The list contains basic information on over 3,000 OPR censures, suspensions, disbarments, and miscellaneous restrictions on practice, such as permanent injunctions and denials of limited practice to unenrolled tax return preparers due to misconduct. The list covers the last 25 years, which aligns with the OPR's record-retention requirement.

The list provides a practitioner's last name, first name, middle initial (if applicable), city, state, designation, disciplinary sanction, effective date, ending date (the practitioner is now in good standing and may represent taxpayers before the Service). The spreadsheet is searchable using the “Sort & Filter” and “Find & Select” features.

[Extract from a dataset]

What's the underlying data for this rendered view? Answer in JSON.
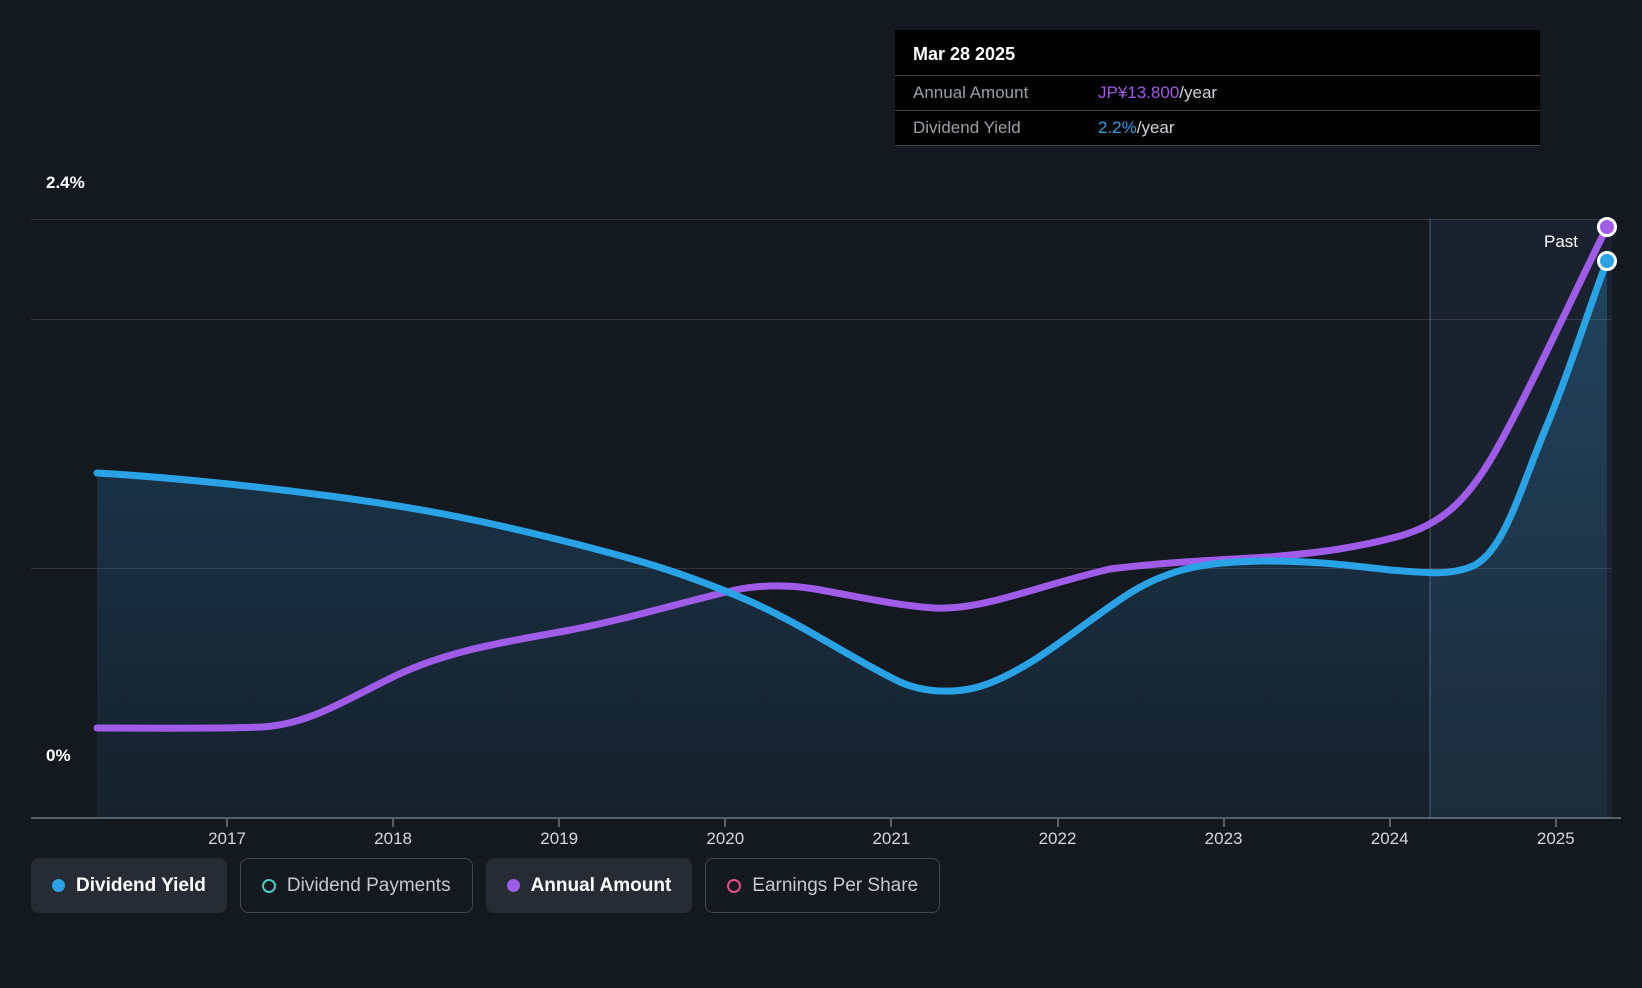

To report issues, concerns or any problems that you may experience contact the OPR at Internal Revenue Service, Office of Professional Responsibility, SE:OPR, Room 7238/IR, 1111 Constitution Avenue NW., Washington, DC 20224 or fax to #855-814-1722.

==Return Preparer Office==
OPR targets questionable practices by tax return preparers and tax relief companies. Consumers can report problems to the IRS on Form 14157, Complaint: Tax Return Preparer. The IRS Return Preparer Office will process the complaint and, if appropriate, submit it to OPR for investigation.